What was the difference? It seems to have lain in a mix of changed values, changed perceptions, and the clearer reasoning from values and perceptions to votes that comes with increased knowledge. The participants both came increasingly to value having a president from outside politics and increasingly to see the direct election model as likely to produce presidents from within politics. They came both decreasingly to think that Australia should maintain its traditional ties with Britain and increasingly to think that the referendum proposal would boost Australia’s independence. Etc. We shall soon begin more extended statistical modeling of just what went into the changes of preference, and to what degree.

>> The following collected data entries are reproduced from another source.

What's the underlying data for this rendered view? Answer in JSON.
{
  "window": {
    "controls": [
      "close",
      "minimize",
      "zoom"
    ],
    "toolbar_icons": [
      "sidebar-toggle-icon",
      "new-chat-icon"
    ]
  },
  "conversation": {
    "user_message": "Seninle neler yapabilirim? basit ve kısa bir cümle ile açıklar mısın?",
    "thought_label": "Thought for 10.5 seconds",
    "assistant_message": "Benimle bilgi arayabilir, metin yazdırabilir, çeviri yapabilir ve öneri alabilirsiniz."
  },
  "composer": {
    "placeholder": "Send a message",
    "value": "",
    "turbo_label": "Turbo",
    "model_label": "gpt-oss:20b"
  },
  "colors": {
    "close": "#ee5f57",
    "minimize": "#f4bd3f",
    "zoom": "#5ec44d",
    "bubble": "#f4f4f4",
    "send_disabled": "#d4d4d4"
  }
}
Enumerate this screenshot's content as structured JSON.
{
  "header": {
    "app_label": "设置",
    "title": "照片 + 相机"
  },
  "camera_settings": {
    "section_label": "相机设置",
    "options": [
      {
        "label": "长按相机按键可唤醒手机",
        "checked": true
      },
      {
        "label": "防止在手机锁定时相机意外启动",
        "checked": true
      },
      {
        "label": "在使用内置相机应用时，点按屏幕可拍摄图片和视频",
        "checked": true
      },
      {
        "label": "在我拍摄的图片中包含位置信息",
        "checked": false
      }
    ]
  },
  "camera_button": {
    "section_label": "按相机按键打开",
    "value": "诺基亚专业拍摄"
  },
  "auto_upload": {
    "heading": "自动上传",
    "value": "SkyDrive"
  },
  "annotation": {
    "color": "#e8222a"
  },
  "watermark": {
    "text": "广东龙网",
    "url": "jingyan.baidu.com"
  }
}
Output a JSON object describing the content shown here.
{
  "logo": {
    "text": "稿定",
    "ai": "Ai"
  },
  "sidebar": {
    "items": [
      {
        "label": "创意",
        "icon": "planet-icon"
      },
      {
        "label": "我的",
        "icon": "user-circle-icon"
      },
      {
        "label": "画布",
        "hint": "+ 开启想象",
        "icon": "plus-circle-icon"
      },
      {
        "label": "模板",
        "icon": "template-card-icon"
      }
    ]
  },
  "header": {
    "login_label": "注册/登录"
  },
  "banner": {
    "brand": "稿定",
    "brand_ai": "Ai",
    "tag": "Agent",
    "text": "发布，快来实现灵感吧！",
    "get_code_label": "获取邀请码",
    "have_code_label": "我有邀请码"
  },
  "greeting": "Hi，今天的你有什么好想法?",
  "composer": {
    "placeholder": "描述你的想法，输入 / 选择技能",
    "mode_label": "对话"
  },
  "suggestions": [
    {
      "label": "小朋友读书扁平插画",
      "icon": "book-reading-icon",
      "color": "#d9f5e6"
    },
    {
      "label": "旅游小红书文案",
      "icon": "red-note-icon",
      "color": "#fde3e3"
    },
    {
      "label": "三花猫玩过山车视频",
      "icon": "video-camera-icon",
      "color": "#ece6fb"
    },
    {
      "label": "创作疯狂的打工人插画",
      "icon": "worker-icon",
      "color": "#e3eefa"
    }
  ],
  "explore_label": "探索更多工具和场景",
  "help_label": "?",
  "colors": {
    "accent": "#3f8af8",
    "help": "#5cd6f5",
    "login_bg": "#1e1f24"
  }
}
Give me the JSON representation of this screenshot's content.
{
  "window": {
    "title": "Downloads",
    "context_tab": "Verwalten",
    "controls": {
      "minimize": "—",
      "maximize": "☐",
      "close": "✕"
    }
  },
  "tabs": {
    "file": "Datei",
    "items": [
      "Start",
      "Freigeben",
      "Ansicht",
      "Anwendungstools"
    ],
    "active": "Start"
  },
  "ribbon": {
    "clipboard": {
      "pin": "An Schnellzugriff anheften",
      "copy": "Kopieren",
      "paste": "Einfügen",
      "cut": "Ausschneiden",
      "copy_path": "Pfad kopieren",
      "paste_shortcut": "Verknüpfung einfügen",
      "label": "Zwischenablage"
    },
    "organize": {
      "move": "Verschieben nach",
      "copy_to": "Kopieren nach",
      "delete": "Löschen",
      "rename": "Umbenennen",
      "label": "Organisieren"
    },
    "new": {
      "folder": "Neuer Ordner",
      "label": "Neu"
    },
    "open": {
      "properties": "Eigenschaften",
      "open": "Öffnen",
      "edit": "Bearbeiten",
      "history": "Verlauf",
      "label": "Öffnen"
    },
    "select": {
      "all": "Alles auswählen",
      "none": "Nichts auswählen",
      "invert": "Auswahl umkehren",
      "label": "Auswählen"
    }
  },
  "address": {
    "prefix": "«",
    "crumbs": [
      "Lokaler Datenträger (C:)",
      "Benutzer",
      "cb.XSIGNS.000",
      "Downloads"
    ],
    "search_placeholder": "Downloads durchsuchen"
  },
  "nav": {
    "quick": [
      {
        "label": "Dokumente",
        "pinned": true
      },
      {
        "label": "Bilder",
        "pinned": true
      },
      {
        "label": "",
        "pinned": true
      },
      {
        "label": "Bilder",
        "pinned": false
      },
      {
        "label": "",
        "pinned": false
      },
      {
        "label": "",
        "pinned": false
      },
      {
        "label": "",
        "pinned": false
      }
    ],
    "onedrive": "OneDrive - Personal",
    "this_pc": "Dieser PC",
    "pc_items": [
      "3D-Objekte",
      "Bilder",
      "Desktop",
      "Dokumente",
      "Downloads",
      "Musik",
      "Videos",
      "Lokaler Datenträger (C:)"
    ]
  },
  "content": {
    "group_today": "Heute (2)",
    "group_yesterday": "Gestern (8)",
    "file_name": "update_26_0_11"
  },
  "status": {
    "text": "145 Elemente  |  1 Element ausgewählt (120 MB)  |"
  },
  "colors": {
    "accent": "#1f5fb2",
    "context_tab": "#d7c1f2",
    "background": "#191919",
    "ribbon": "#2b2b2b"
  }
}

Of course this is just one referendum. There may be others in which fuller information would make no appreciable difference. Based on the results of statistical simulations for candidate and party elections and for policy preferences, however, we doubt they can be common. In any event, the Australian constitutional referendum is a very clear case of heuristics and simple cues’ not being enough. One may take the precise 73-27% margin with some salt. Perhaps a different set of experts, of performances by the experts we had, or a different sample of voters would have produced a different outcome. Perhaps, but our experience with a series of eight regional Deliberative Polls about electric utility issues, which varied considerably in this sort of operational detail, suggests otherwise. Despite countless differences in the composition of expert panels, what questions the panelists were asked, what they said in response, the briefing materials, and of course the participant samples, the results came out remarkably similar across the series (Luskin, Fishkin, and Plane 1999). Thus while the margin might not have been 73-27, it does seem abundantly clear that the proposal to make Australia a republic would have passed, if the whole electorate had learned and thought more about the issue.